Bapak, Ibu kalau ngalami masalah, penyebab masalahnya dari siapa? Dari apa? Mungkin pekerjaan dipecat, mungkin suami yang males bekerja, mungkin apa lagi? Teman-teman yang memfitnah, dan yang lain-lain. Mungkin begitu, kan? Tapi menariknya adalah pada waktu Hana di dalam kepedihan, Alkitab mencatat, yang menjadi penyebab adalah karena Hana percaya ada Tuhan, yang menjadi penyebab masalah adalah karena Tuhan tidak memberi buka kandungan Hana dan mengaruniakan anak dalam hidup Hana. Dan bahkan, Alkitab berkata dua kali, bahwa Tuhan yang menjadi penyebab masalah Hana. Boleh buka di dalam ayat yang ke-6 dan ayat yang ke-7, “tetapi madunya selalu menyakiti hatinya supaya ia gusar. Karena Tuhan telah menutup kandungannya.” Lalu yang ayat ke-7 “demikianlah terjadi dari tahun ke tahun setiap kali Hana pergi ke rumah Tuhan, Penina menyakiti hati Hana, sehingga ia menangis dan tidak mau makan.” Karena apa? Sorry, ayat 5 ya, “karena meskipun ia mengasihi Hana, ia memberikan kepada Hana hanya satu bagian. sebab Tuhan telah menutup kandungannya.” Ada dua kali Alkitab mencatat Tuhan menutup kandungannya.

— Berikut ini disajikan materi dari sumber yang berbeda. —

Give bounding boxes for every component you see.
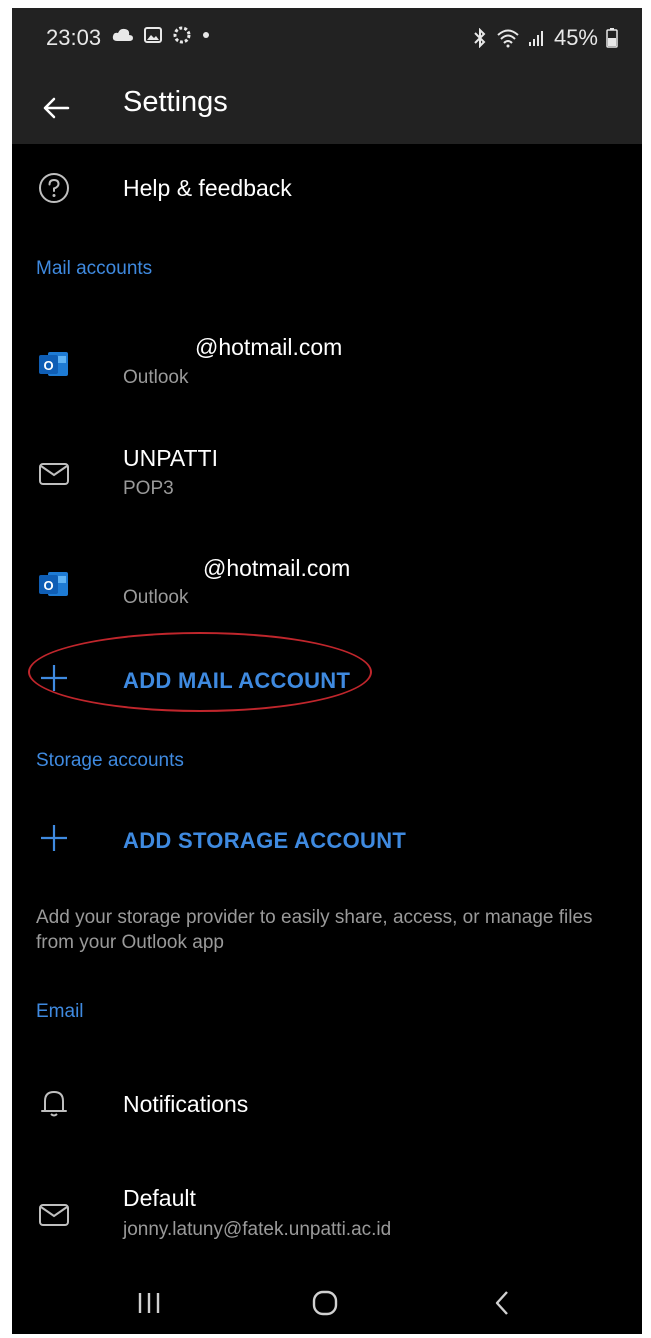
account-name: UNPATTI xyxy=(123,445,218,471)
outlook-icon: O xyxy=(39,352,68,376)
storage-accounts-header: Storage accounts xyxy=(36,750,184,771)
mail-account-item[interactable]: UNPATTI POP3 xyxy=(12,428,642,518)
back-arrow-icon[interactable] xyxy=(38,90,74,126)
svg-text:O: O xyxy=(43,358,53,373)
notifications-item[interactable]: Notifications xyxy=(12,1073,642,1133)
plus-icon xyxy=(41,825,67,851)
recent-apps-icon[interactable] xyxy=(136,1290,162,1316)
system-navigation-bar xyxy=(12,1274,642,1334)
status-time: 23:03 xyxy=(46,25,102,50)
back-icon[interactable] xyxy=(492,1289,512,1317)
bluetooth-icon xyxy=(474,28,486,48)
image-icon xyxy=(144,27,162,43)
help-feedback-item[interactable]: Help & feedback xyxy=(12,158,642,218)
svg-text:O: O xyxy=(43,578,53,593)
account-email: @hotmail.com xyxy=(195,334,343,360)
bell-icon xyxy=(41,1091,67,1117)
help-icon xyxy=(39,173,69,203)
app-toolbar xyxy=(12,72,642,144)
battery-icon xyxy=(606,28,618,48)
signal-icon xyxy=(528,31,543,46)
notifications-label: Notifications xyxy=(123,1091,249,1117)
mail-account-item[interactable]: O @hotmail.com Outlook xyxy=(12,538,642,628)
phone-screen: 23:03 45% Settings Help & feedback Mail … xyxy=(12,8,642,1334)
dot-icon xyxy=(203,32,209,38)
email-header: Email xyxy=(36,1001,84,1022)
mail-icon xyxy=(39,463,69,485)
wifi-icon xyxy=(497,29,519,48)
highlight-ring xyxy=(28,632,372,712)
page-title: Settings xyxy=(123,86,228,118)
status-icons-left xyxy=(112,25,210,45)
battery-percentage: 45% xyxy=(553,25,598,50)
default-label: Default xyxy=(123,1185,196,1211)
status-icons-right: 45% xyxy=(472,25,618,51)
cloud-icon xyxy=(112,28,133,41)
account-type: POP3 xyxy=(123,478,174,499)
default-email-value: jonny.latuny@fatek.unpatti.ac.id xyxy=(123,1219,392,1240)
home-icon[interactable] xyxy=(311,1289,339,1317)
help-feedback-label: Help & feedback xyxy=(123,175,292,201)
account-type: Outlook xyxy=(123,587,189,608)
mail-icon xyxy=(39,1204,69,1226)
add-storage-account-label: ADD STORAGE ACCOUNT xyxy=(123,828,407,853)
default-account-item[interactable]: Default jonny.latuny@fatek.unpatti.ac.id xyxy=(12,1173,642,1253)
mail-accounts-header: Mail accounts xyxy=(36,258,153,279)
storage-description: Add your storage provider to easily shar… xyxy=(36,907,593,953)
mail-account-item[interactable]: O @hotmail.com Outlook xyxy=(12,318,642,408)
sync-icon xyxy=(173,26,191,44)
account-email: @hotmail.com xyxy=(203,555,351,581)
account-type: Outlook xyxy=(123,367,189,388)
status-bar: 23:03 45% xyxy=(12,8,642,72)
add-storage-account-button[interactable]: ADD STORAGE ACCOUNT xyxy=(12,808,642,868)
outlook-icon: O xyxy=(39,572,68,596)
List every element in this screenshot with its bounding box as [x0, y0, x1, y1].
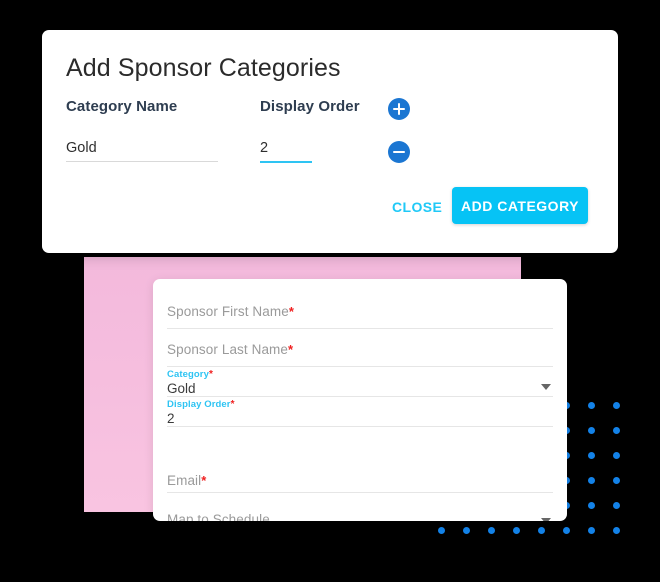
field-display-order[interactable]: Display Order* 2: [167, 397, 553, 427]
minus-horizontal-bar: [393, 151, 405, 154]
field-map-to-schedule[interactable]: Map to Schedule: [167, 493, 553, 521]
minus-circle-icon[interactable]: [388, 141, 410, 163]
grid-dot: [463, 527, 470, 534]
grid-dot: [613, 452, 620, 459]
add-category-button[interactable]: ADD CATEGORY: [452, 187, 588, 224]
field-sponsor-first-name[interactable]: Sponsor First Name*: [167, 291, 553, 329]
category-label-text: Category: [167, 369, 209, 380]
sponsor-last-name-placeholder: Sponsor Last Name: [167, 342, 289, 357]
grid-dot: [588, 527, 595, 534]
form-spacer: [167, 427, 553, 455]
required-marker: *: [288, 304, 294, 319]
display-order-input[interactable]: [260, 140, 312, 163]
column-header-category-name: Category Name: [66, 98, 178, 115]
grid-dot: [438, 527, 445, 534]
sponsor-form-card: Sponsor First Name* Sponsor Last Name* C…: [153, 279, 567, 521]
field-category[interactable]: Category* Gold: [167, 367, 553, 397]
grid-dot: [513, 527, 520, 534]
grid-dot: [613, 527, 620, 534]
chevron-down-icon[interactable]: [541, 384, 551, 390]
required-marker: *: [208, 369, 213, 380]
grid-dot: [588, 427, 595, 434]
category-value: Gold: [167, 381, 196, 396]
grid-dot: [588, 477, 595, 484]
grid-dot: [588, 502, 595, 509]
category-label: Category*: [167, 370, 553, 380]
field-sponsor-last-name[interactable]: Sponsor Last Name*: [167, 329, 553, 367]
column-header-display-order: Display Order: [260, 98, 360, 115]
field-email[interactable]: Email*: [167, 455, 553, 493]
required-marker: *: [288, 342, 294, 357]
sponsor-first-name-placeholder: Sponsor First Name: [167, 304, 289, 319]
plus-circle-icon[interactable]: [388, 98, 410, 120]
grid-dot: [613, 402, 620, 409]
screenshot-stage: Sponsor First Name* Sponsor Last Name* C…: [0, 0, 660, 582]
grid-dot: [488, 527, 495, 534]
add-sponsor-categories-dialog: Add Sponsor Categories Category Name Dis…: [42, 30, 618, 253]
grid-dot: [613, 477, 620, 484]
grid-dot: [538, 527, 545, 534]
map-to-schedule-placeholder: Map to Schedule: [167, 512, 270, 521]
display-order-value: 2: [167, 411, 175, 426]
display-order-label: Display Order*: [167, 400, 553, 410]
plus-vertical-bar: [397, 103, 401, 115]
grid-dot: [563, 527, 570, 534]
grid-dot: [588, 452, 595, 459]
dialog-title: Add Sponsor Categories: [66, 54, 341, 82]
grid-dot: [588, 402, 595, 409]
grid-dot: [613, 427, 620, 434]
required-marker: *: [230, 399, 235, 410]
display-order-label-text: Display Order: [167, 399, 231, 410]
grid-dot: [613, 502, 620, 509]
required-marker: *: [201, 473, 207, 488]
chevron-down-icon[interactable]: [541, 518, 551, 521]
email-placeholder: Email: [167, 473, 202, 488]
category-name-input[interactable]: [66, 140, 218, 162]
close-button[interactable]: CLOSE: [378, 190, 456, 224]
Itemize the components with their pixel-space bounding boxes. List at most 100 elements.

Saya tanya, sumber masalah Hana pada apa? Pada Penina? Pada Elkana? Mungkin iya, tetapi Alkitab mengajak kita melihat langsung sumber masalah adalah karena Hana percaya ada Tuhan. “Kok begitu ya, Pak?” Iya lah, kalau Bapak, Ibu percaya nggak ada Tuhan, dunia ini terjadi secara kebetulan seperti itu atau secara acak, ada yang disalahkan nggak? Nggak ada kan? Makanya banyak ateis yang muncul kesulitan sekali menghadapi problem of evil, persoalan kejahatan. Karena apa? Karena mereka nggak sanggup melihat ada orang tua yang punya bayi yang begitu lucu dibantai mati atau mengalami sakit. Ada keluarga yang begitu dikasihi mengalami penyakit kanker yang nggak ada obatnya sama sekali.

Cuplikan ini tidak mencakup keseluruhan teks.